From: Paolo Bonzini <pbonzini@redhat.com>
To: qemu-devel@nongnu.org
Cc: Peter Xu <peterx@redhat.com>,
qemu-stable <qemu-stable@nongnu.org>,
Zhiyi Guo <zhguo@redhat.com>,
David Hildenbrand <david@redhat.com>,
Fabiano Rosas <farosas@suse.de>
Subject: [PULL 17/25] KVM: Dynamic sized kvm memslots array
Date: Tue, 15 Oct 2024 16:17:03 +0200 [thread overview]
Message-ID: <20241015141711.528342-18-pbonzini@redhat.com> (raw)

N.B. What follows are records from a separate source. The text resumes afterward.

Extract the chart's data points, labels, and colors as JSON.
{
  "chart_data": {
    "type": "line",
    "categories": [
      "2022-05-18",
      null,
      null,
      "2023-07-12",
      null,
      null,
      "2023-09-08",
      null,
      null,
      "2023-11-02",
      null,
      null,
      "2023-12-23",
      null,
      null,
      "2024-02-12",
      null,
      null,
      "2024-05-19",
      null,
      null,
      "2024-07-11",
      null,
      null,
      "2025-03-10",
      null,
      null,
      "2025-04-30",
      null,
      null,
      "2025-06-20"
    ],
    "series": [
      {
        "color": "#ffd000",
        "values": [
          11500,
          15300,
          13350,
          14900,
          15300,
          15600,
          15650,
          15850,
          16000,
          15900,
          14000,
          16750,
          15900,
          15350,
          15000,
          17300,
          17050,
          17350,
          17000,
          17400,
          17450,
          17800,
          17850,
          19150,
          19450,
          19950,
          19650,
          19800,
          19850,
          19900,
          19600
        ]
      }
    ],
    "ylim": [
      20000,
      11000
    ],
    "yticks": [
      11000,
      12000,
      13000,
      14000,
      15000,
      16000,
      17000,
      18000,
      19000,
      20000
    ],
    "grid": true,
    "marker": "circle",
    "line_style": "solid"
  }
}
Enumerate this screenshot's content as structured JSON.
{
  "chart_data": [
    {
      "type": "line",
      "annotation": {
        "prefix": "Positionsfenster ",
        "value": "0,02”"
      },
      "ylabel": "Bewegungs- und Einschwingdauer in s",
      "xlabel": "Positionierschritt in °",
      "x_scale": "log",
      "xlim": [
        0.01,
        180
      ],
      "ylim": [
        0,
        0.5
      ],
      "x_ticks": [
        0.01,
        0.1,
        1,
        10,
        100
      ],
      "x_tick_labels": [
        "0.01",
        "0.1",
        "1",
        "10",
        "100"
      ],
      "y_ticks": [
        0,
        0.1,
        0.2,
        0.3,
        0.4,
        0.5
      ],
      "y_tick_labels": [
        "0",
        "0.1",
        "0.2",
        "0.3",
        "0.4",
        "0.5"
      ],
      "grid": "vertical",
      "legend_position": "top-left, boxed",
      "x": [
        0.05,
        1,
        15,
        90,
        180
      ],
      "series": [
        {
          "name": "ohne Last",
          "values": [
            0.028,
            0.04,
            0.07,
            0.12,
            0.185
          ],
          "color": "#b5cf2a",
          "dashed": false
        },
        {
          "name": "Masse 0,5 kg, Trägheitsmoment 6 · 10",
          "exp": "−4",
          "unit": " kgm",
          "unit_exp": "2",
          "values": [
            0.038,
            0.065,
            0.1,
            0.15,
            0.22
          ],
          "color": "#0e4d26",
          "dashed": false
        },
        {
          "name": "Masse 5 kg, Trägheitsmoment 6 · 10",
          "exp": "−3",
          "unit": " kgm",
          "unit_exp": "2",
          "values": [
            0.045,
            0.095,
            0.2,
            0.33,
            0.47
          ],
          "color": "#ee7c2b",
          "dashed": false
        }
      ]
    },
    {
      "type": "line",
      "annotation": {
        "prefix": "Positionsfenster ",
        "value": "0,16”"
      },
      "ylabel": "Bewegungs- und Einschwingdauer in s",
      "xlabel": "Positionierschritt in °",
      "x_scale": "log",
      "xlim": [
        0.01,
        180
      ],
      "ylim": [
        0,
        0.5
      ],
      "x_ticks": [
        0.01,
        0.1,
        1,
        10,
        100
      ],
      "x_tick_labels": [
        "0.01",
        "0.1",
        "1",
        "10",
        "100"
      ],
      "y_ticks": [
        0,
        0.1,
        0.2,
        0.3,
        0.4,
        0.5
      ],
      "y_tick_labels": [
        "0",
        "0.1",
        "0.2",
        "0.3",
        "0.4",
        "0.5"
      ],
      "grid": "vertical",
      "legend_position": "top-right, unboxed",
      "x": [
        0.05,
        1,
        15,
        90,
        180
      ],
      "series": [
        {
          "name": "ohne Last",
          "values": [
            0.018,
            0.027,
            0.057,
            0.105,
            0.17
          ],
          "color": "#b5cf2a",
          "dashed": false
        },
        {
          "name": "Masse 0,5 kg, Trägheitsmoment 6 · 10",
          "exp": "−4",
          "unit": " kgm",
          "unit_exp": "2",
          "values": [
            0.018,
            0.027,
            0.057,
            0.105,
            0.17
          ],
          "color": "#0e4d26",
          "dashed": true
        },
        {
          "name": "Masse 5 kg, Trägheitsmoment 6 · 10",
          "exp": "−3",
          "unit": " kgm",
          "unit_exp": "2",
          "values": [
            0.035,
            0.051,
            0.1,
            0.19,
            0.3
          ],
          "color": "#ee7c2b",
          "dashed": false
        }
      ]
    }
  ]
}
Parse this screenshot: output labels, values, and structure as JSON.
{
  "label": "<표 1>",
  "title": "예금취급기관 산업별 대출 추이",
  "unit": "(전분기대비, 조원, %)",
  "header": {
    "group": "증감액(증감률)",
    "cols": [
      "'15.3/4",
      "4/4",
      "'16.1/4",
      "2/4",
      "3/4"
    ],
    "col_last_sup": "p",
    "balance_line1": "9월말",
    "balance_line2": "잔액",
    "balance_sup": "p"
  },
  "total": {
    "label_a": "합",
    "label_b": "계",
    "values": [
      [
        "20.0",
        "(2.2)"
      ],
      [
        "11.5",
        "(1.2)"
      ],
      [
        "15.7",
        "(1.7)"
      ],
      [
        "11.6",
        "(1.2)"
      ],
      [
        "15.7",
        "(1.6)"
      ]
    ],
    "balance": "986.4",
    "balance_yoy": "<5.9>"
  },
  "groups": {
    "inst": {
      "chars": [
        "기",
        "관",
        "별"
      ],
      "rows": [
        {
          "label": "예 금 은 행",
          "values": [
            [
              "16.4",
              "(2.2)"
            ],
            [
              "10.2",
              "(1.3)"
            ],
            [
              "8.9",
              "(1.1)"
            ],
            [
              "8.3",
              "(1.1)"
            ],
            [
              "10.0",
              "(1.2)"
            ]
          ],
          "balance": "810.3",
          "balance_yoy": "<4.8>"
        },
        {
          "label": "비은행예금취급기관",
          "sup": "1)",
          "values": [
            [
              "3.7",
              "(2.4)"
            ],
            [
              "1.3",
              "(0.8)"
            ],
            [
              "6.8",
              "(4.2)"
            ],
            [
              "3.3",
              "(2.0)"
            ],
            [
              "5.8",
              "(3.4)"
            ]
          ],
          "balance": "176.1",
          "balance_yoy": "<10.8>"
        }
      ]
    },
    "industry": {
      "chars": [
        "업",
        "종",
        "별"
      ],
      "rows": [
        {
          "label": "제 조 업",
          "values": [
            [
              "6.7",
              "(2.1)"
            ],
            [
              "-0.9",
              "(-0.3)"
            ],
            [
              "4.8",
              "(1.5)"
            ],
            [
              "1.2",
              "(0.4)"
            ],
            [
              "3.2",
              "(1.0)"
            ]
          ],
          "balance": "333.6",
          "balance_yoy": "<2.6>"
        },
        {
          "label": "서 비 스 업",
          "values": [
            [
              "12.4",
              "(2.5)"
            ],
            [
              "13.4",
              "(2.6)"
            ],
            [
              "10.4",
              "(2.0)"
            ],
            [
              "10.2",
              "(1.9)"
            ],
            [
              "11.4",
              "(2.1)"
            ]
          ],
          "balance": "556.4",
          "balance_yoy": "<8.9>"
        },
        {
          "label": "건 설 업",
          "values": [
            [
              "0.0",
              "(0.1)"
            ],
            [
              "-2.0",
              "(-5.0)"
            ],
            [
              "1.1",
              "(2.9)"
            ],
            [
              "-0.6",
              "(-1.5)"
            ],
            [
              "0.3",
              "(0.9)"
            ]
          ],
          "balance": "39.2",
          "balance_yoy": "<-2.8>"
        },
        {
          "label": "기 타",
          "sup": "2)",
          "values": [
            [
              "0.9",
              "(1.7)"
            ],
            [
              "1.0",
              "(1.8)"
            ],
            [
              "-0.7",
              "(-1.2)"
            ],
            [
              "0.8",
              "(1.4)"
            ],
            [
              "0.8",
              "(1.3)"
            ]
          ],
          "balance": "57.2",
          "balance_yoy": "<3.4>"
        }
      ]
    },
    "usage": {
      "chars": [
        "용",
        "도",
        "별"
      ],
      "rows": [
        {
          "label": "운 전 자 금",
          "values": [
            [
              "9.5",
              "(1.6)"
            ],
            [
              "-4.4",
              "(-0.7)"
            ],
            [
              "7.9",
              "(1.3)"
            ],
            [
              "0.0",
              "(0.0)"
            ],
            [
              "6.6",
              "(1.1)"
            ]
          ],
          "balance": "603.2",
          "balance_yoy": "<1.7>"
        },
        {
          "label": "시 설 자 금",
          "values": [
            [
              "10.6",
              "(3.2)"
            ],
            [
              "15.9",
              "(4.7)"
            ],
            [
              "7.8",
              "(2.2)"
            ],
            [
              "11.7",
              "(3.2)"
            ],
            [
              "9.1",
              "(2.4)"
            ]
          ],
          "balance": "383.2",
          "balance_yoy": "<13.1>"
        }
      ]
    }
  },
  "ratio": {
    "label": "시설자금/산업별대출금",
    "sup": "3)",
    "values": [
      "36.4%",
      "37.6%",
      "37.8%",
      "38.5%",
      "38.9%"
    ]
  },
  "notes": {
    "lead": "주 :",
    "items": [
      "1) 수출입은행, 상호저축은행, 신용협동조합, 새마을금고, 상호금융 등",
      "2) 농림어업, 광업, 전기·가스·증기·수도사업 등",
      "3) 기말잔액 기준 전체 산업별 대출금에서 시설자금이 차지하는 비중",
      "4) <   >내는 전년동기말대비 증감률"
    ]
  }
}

In-Reply-To: <20241015141711.528342-1-pbonzini@redhat.com>
From: Peter Xu <peterx@redhat.com>
Zhiyi reported an infinite loop issue in VFIO use case. The cause of that
was a separate discussion, however during that I found a regression of
dirty sync slowness when profiling.
Each KVMMemoryListerner maintains an array of kvm memslots. Currently it's
statically allocated to be the max supported by the kernel. However after
Linux commit 4fc096a99e ("KVM: Raise the maximum number of user memslots"),
the max supported memslots reported now grows to some number large enough
so that it may not be wise to always statically allocate with the max
reported.
What's worse, QEMU kvm code still walks all the allocated memslots entries
to do any form of lookups. It can drastically slow down all memslot
operations because each of such loop can run over 32K times on the new
kernels.
Fix this issue by making the memslots to be allocated dynamically.
Here the initial size was set to 16 because it should cover the basic VM
usages, so that the hope is the majority VM use case may not even need to
grow at all (e.g. if one starts a VM with ./qemu-system-x86_64 by default
it'll consume 9 memslots), however not too large to waste memory.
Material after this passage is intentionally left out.